Prédio em rua íngreme no bairro Cruzeiro em BH - créditos: divulgação
Getting your Trinity Audio player ready...
|
16-03-2025 às 09h19
Henrique German (*)
Como já tive oportunidade de frisar alhures, cresci no bairro Gutierrez, mais precisamente, na rua Herculano de Freitas, na qual morei até deixar a casa paterna. No bairro, fiz amigos e tive colegas, bons companheiros e leais camaradas e, até onde sei, nenhum desafeto, graças a Deus. Guardo, da velha vizinhança, as melhores recordações, dentre as quais esta que segue, a seguir.
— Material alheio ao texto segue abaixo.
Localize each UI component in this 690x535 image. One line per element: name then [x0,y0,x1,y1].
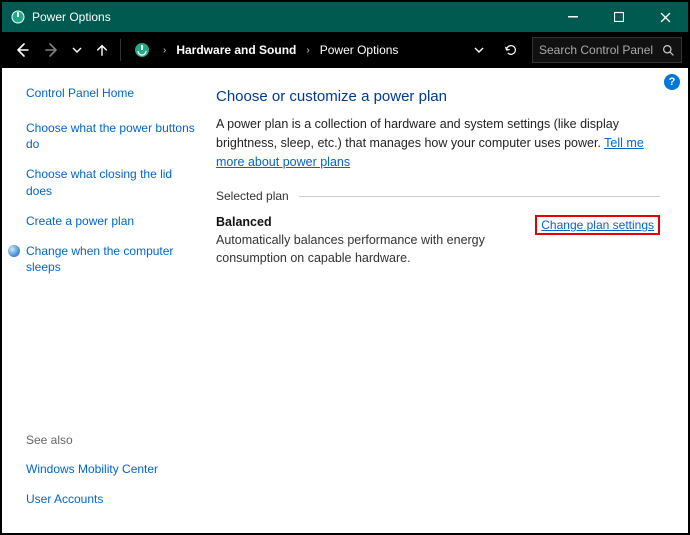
intro-text: A power plan is a collection of hardware… [216,115,660,171]
section-label: Selected plan [216,189,289,203]
active-indicator-icon [8,245,20,257]
window-title: Power Options [32,10,550,24]
chevron-right-icon: › [302,45,313,56]
plan-name: Balanced [216,215,535,229]
page-heading: Choose or customize a power plan [216,88,660,105]
power-options-icon [10,9,26,25]
location-icon [131,39,153,61]
divider [120,39,121,61]
plan-row: Balanced Automatically balances performa… [216,215,660,267]
search-placeholder: Search Control Panel [539,43,662,57]
breadcrumb-dropdown[interactable] [464,45,494,55]
sidebar-link-closing-lid[interactable]: Choose what closing the lid does [26,166,200,198]
sidebar-link-power-buttons[interactable]: Choose what the power buttons do [26,120,200,152]
maximize-button[interactable] [596,2,642,32]
main-panel: Choose or customize a power plan A power… [212,68,688,533]
navbar: › Hardware and Sound › Power Options Sea… [2,32,688,68]
recent-locations-button[interactable] [68,45,86,55]
see-also-label: See also [26,433,200,447]
sidebar-link-create-plan[interactable]: Create a power plan [26,213,200,229]
see-also-user-accounts[interactable]: User Accounts [26,491,200,507]
plan-description: Automatically balances performance with … [216,231,535,267]
spacer [26,289,200,432]
up-button[interactable] [88,36,116,64]
titlebar: Power Options [2,2,688,32]
divider [299,196,660,197]
control-panel-home-link[interactable]: Control Panel Home [26,86,200,100]
sidebar: Control Panel Home Choose what the power… [2,68,212,533]
breadcrumb-power-options[interactable]: Power Options [318,41,401,59]
content-area: ? Control Panel Home Choose what the pow… [2,68,688,533]
chevron-right-icon: › [159,45,170,56]
back-button[interactable] [8,36,36,64]
search-input[interactable]: Search Control Panel [532,37,682,63]
breadcrumb-hardware-sound[interactable]: Hardware and Sound [174,41,298,59]
refresh-button[interactable] [496,43,526,57]
minimize-button[interactable] [550,2,596,32]
search-icon [662,44,675,57]
breadcrumb[interactable]: › Hardware and Sound › Power Options [155,41,456,59]
sidebar-link-label: Change when the computer sleeps [26,243,200,275]
change-plan-settings-link[interactable]: Change plan settings [535,215,660,235]
selected-plan-section: Selected plan [216,189,660,203]
intro-body: A power plan is a collection of hardware… [216,117,619,150]
forward-button[interactable] [38,36,66,64]
close-button[interactable] [642,2,688,32]
help-icon[interactable]: ? [664,74,680,90]
sidebar-link-computer-sleeps[interactable]: Change when the computer sleeps [8,243,200,275]
see-also-mobility-center[interactable]: Windows Mobility Center [26,461,200,477]
plan-info: Balanced Automatically balances performa… [216,215,535,267]
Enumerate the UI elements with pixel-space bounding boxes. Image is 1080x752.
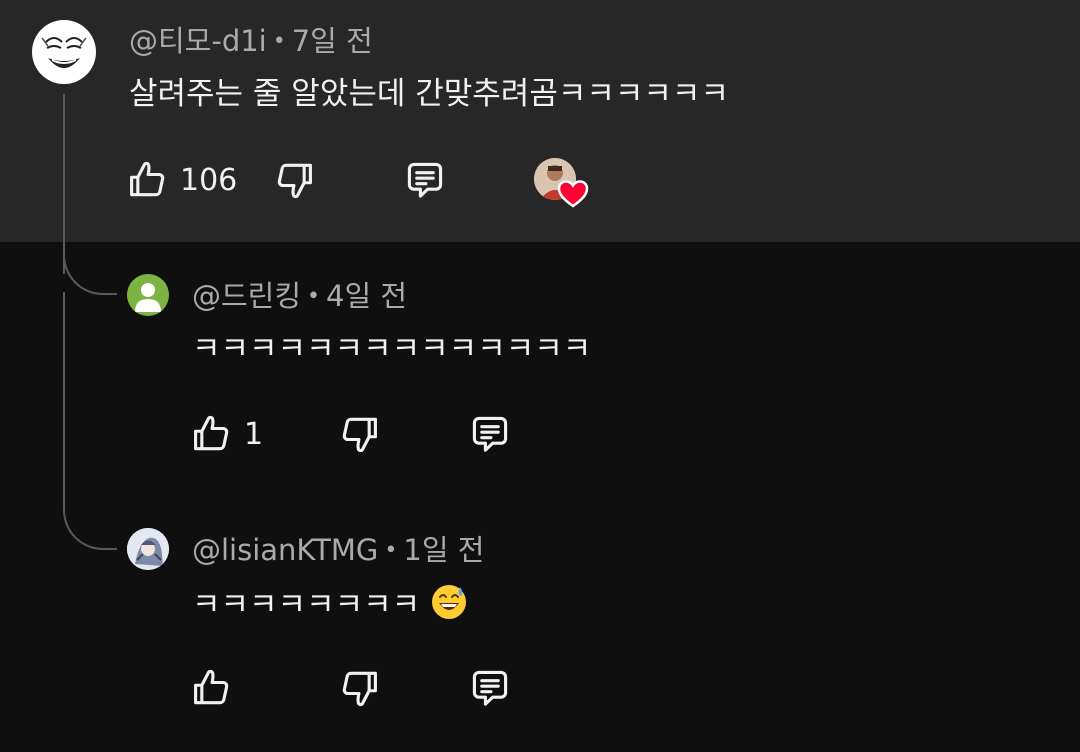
reply-icon[interactable]: [403, 158, 447, 202]
comment-text: ㅋㅋㅋㅋㅋㅋㅋㅋㅋㅋㅋㅋㅋㅋ: [192, 331, 592, 367]
meta-separator: •: [307, 284, 321, 309]
like-icon[interactable]: [189, 412, 233, 456]
meme-face-avatar[interactable]: [32, 20, 96, 84]
comment-meta: @드린킹 • 4일 전: [192, 278, 407, 315]
comment-timestamp[interactable]: 7일 전: [292, 24, 373, 58]
comment-text-row: ㅋㅋㅋㅋㅋㅋㅋㅋ: [192, 583, 468, 625]
like-icon[interactable]: [125, 158, 169, 202]
dislike-icon[interactable]: [338, 412, 382, 456]
thread-line: [63, 292, 65, 482]
comment-author-handle[interactable]: @티모-d1i: [129, 24, 267, 58]
default-person-avatar[interactable]: [127, 274, 169, 316]
thread-connector: [63, 245, 117, 295]
anime-character-avatar[interactable]: [127, 528, 169, 570]
meta-separator: •: [272, 29, 286, 54]
comment-meta: @티모-d1i • 7일 전: [129, 23, 373, 60]
comment-author-handle[interactable]: @lisianKTMG: [192, 533, 378, 567]
dislike-icon[interactable]: [273, 158, 317, 202]
comment-text: 살려주는 줄 알았는데 간맞추려곰ㅋㅋㅋㅋㅋㅋ: [129, 76, 729, 112]
grinning-sweat-emoji: [430, 583, 468, 621]
like-count: 106: [180, 163, 238, 198]
thread-connector: [63, 480, 117, 550]
meta-separator: •: [384, 538, 398, 563]
comment-timestamp[interactable]: 1일 전: [403, 533, 484, 567]
comment-timestamp[interactable]: 4일 전: [326, 279, 407, 313]
like-count: 1: [244, 417, 264, 452]
reply-icon[interactable]: [468, 412, 512, 456]
reply-icon[interactable]: [468, 666, 512, 710]
comment-meta: @lisianKTMG • 1일 전: [192, 532, 484, 569]
like-icon[interactable]: [189, 666, 233, 710]
comment-text: ㅋㅋㅋㅋㅋㅋㅋㅋ: [192, 587, 421, 623]
comment-author-handle[interactable]: @드린킹: [192, 279, 301, 313]
creator-heart-badge: [557, 179, 589, 209]
dislike-icon[interactable]: [338, 666, 382, 710]
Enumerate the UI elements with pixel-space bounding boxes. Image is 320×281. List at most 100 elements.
O meu amigo Paulinho, na época vivendo nas proximidades do Colégio Regina Pacis, onde as ruas do bairro são bastante acidentadas e irregulares, com declives brutais e correspondentes aclives insanos, certa tarde, ao chegar em casa, deparou-se com tudo revirado.
Sublinho que Paulinho, na ocasião, morava no quarto andar de um edifício pendurado em uma ladeira abrupta, daquelas brabas, com a calçada em degraus, e, entrando no apartamento com a mulher e os três filhos ainda pequenos, viu a desordem e saiu com a família, rapidamente, colocando-a a salvo no vão da escada.
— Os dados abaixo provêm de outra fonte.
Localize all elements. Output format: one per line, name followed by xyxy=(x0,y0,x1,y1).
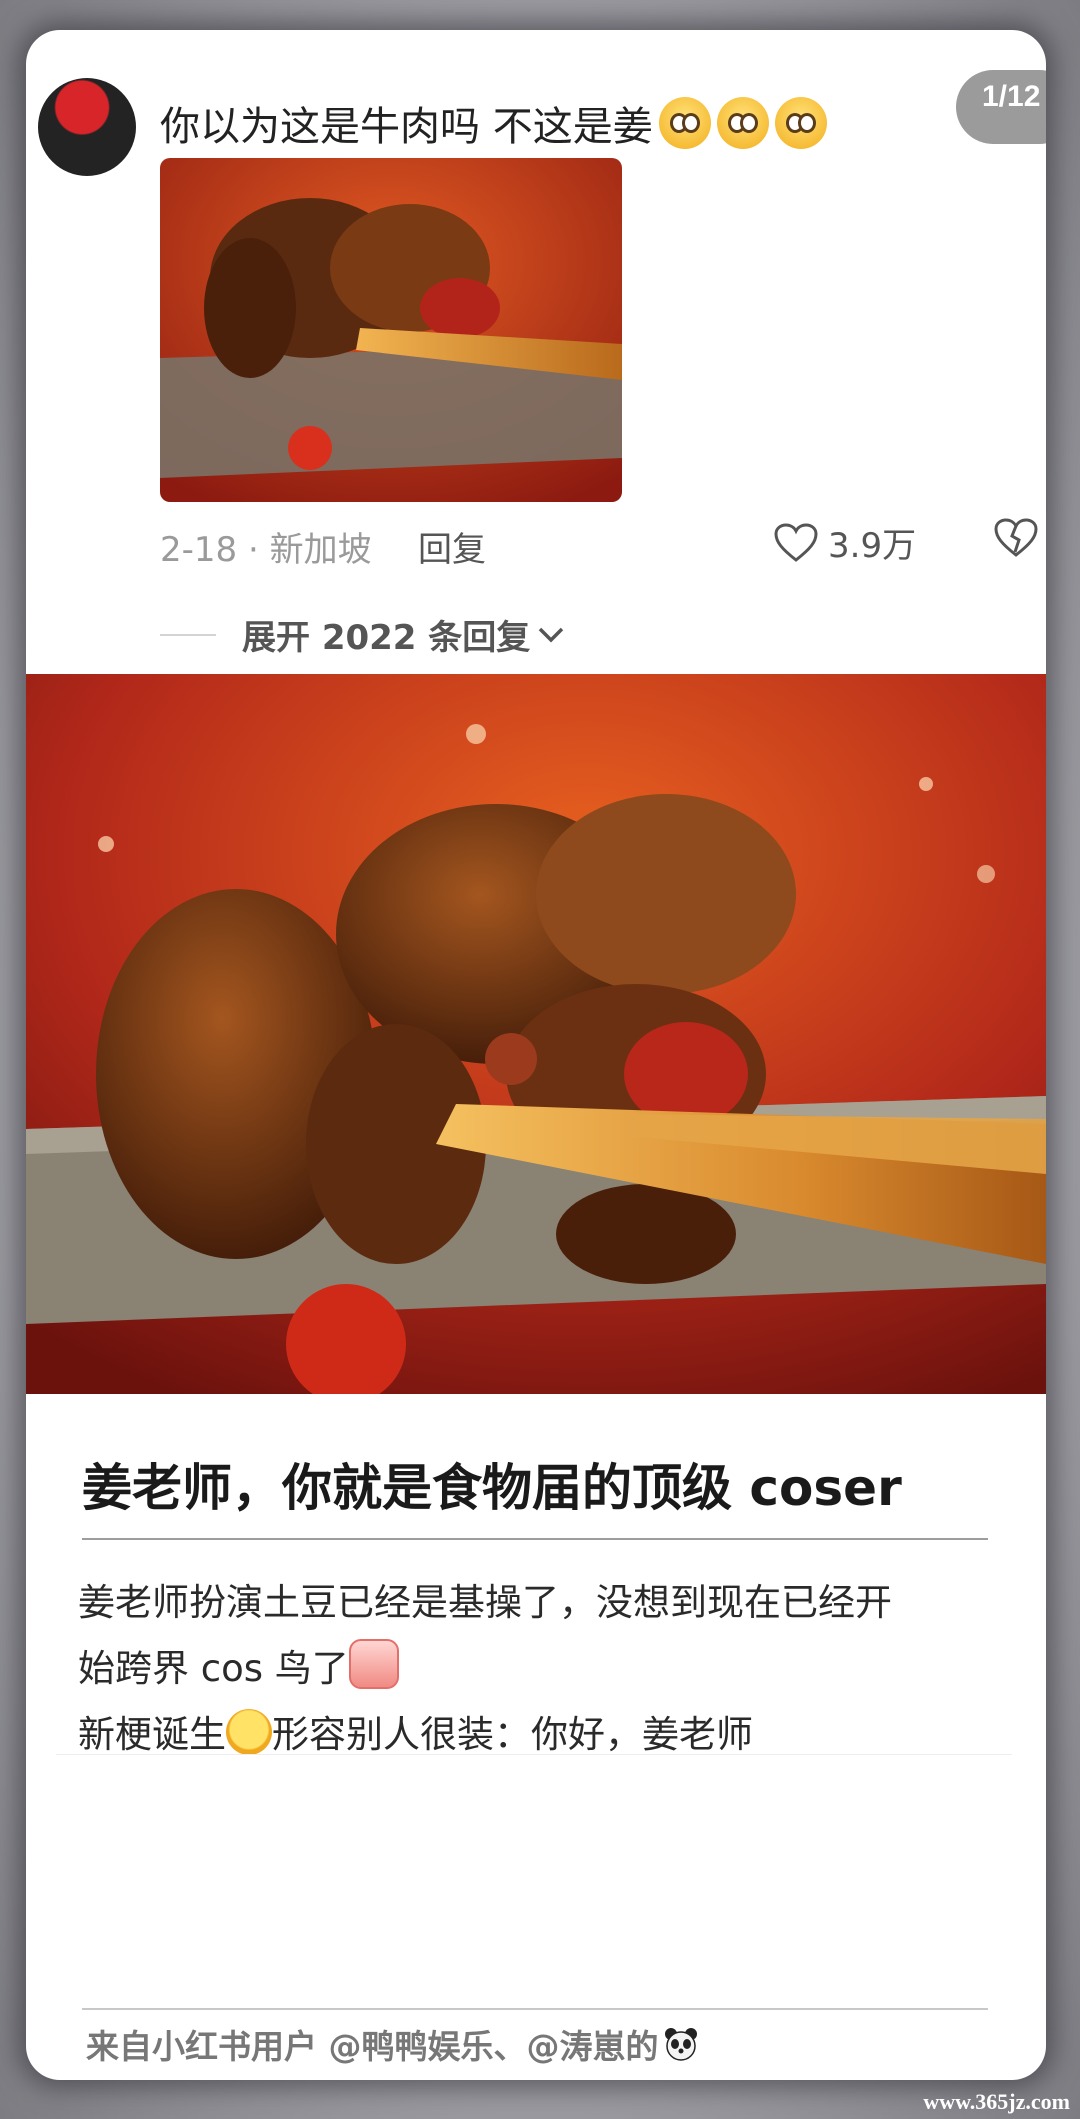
reply-button[interactable]: 回复 xyxy=(418,522,486,571)
body-line: 形容别人很装：你好，姜老师 xyxy=(272,1713,753,1756)
expand-replies-label: 展开 2022 条回复 xyxy=(242,618,531,658)
pleading-face-icon xyxy=(774,97,827,149)
footer-credit: 来自小红书用户 @鸭鸭娱乐、@涛崽的 xyxy=(86,2020,699,2068)
body-line: 始跨界 cos 鸟了 xyxy=(78,1647,349,1690)
divider xyxy=(56,1754,1012,1755)
article-title: 姜老师，你就是食物届的顶级 coser xyxy=(82,1459,902,1517)
commenter-avatar[interactable] xyxy=(38,78,136,176)
comment-meta: 2-18 · 新加坡 回复 3.9万 xyxy=(160,514,1040,574)
body-line: 新梗诞生 xyxy=(78,1713,226,1756)
divider xyxy=(160,633,216,636)
heart-icon xyxy=(774,522,818,562)
like-count: 3.9万 xyxy=(828,526,917,566)
body-line: 姜老师扮演土豆已经是基操了，没想到现在已经开 xyxy=(78,1581,892,1624)
duck-face-icon xyxy=(226,1709,272,1755)
title-divider xyxy=(82,1538,988,1540)
comment-image[interactable] xyxy=(160,158,622,502)
page-indicator: 1/12 xyxy=(956,70,1046,144)
footer-divider xyxy=(82,2008,988,2010)
chevron-down-icon xyxy=(539,627,564,642)
post-image[interactable] xyxy=(26,674,1046,1394)
comment-text-row: 你以为这是牛肉吗 不这是姜 xyxy=(160,94,827,152)
panda-icon xyxy=(664,2028,697,2061)
body-line-with-emoji: 新梗诞生 形容别人很装：你好，姜老师 xyxy=(78,1702,1008,1768)
body-line-with-emoji: 始跨界 cos 鸟了 xyxy=(78,1636,1008,1702)
crying-face-icon xyxy=(348,1639,399,1689)
pleading-face-icon xyxy=(658,97,711,149)
like-button[interactable]: 3.9万 xyxy=(774,518,916,567)
post-card: 1/12 你以为这是牛肉吗 不这是姜 2-18 · 新加坡 回复 3.9万 展开… xyxy=(26,30,1046,2080)
broken-heart-icon[interactable] xyxy=(994,518,1038,558)
article-body: 姜老师扮演土豆已经是基操了，没想到现在已经开 始跨界 cos 鸟了 新梗诞生 形容… xyxy=(78,1570,1008,1768)
comment-date-location: 2-18 · 新加坡 xyxy=(160,530,372,570)
pleading-face-icon xyxy=(716,97,769,149)
footer-credit-text: 来自小红书用户 @鸭鸭娱乐、@涛崽的 xyxy=(86,2027,659,2066)
comment-text: 你以为这是牛肉吗 不这是姜 xyxy=(160,104,653,150)
expand-replies[interactable]: 展开 2022 条回复 xyxy=(160,610,566,659)
watermark: www.365jz.com xyxy=(923,2089,1070,2114)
Em seguida, sozinho, ele tornou a entrar no imóvel, com o intuito de verificar o tamanho do estrago e, principalmente, se já era seguro deixar a esposa e as crianças voltarem. Mal Paulinho pôs os pés na sala, passou por ele, saindo a correr, um vulto, ou melhor, um homem, o qual saltou dentro do elevador, como um raio, e desceu.
Notando o ladrão em fuga, Paulinho decidiu não o perseguir, feliz em vê-lo partir, optando, por outro lado, em proceder à vistoria dos demais cômodos.
Em um dos quartos, usado pelo filho mais novo, o meu amigo encontrou um segundo homem, o qual, surpreendido, sem ter por onde fugir, a não ser passando por Paulinho, pediu-lhe que o desculpasse, dizendo que nada levaria, que somente queria ir embora.
Paulinho, porém, não se comoveu, ao contrário, fez questão de explicar ao ladrãozinho que não o deixaria sair, que não permitiria que saísse pela porta, como se fosse visita. Em verdade, o dono da casa ponderou que, não sendo convidado a entrar, o ladrão não seria convidado, gentilmente, a escafeder-se. Paulinho explicou-lhe que, havendo invadido a residência, somente a deixaria de modo equivalente, ou seja, violento e pouco ortodoxo. O que, afinal, Paulinho quisera dizer?
Nesse ponto, convém esclarecer que Rosa, mulher de Paulinho, escutando a gritaria do marido com o ladrão, entrara em casa com os filhos, bem a tempo de ver Paulinho agarrar o homem, levantá-lo e atirá-lo janela afora, literalmente.
O bandido caiu de uma altura de cerca de cinco metros, da janela pela qual voara até o pouso na calçada de degraus e, como normalmente acontece com os malfeitores, após o susto inicial, conseguiu levantar-se, começando a mancar, meio torto, em fuga. O pobre diabo ainda nem se afastara, claudicando, quando recebeu, certeiro, na cabeça, um vaso de violetas amarelas lançado por Rosa, desde a mesma janela do quarto do filho.
Novamente caído ao chão, o desafortunado ladrão foi recolhido pela polícia, que os vizinhos tinham chamado. Não tardou, e o outro homem, que fugira pelo elevador, também foi localizado e capturado. Nada foi levado da casa.
Rosa teve o trabalho de limpar e arrumar tudo, coitada, todavia, é certo, o ladrão voador sofreu bem mais que ela.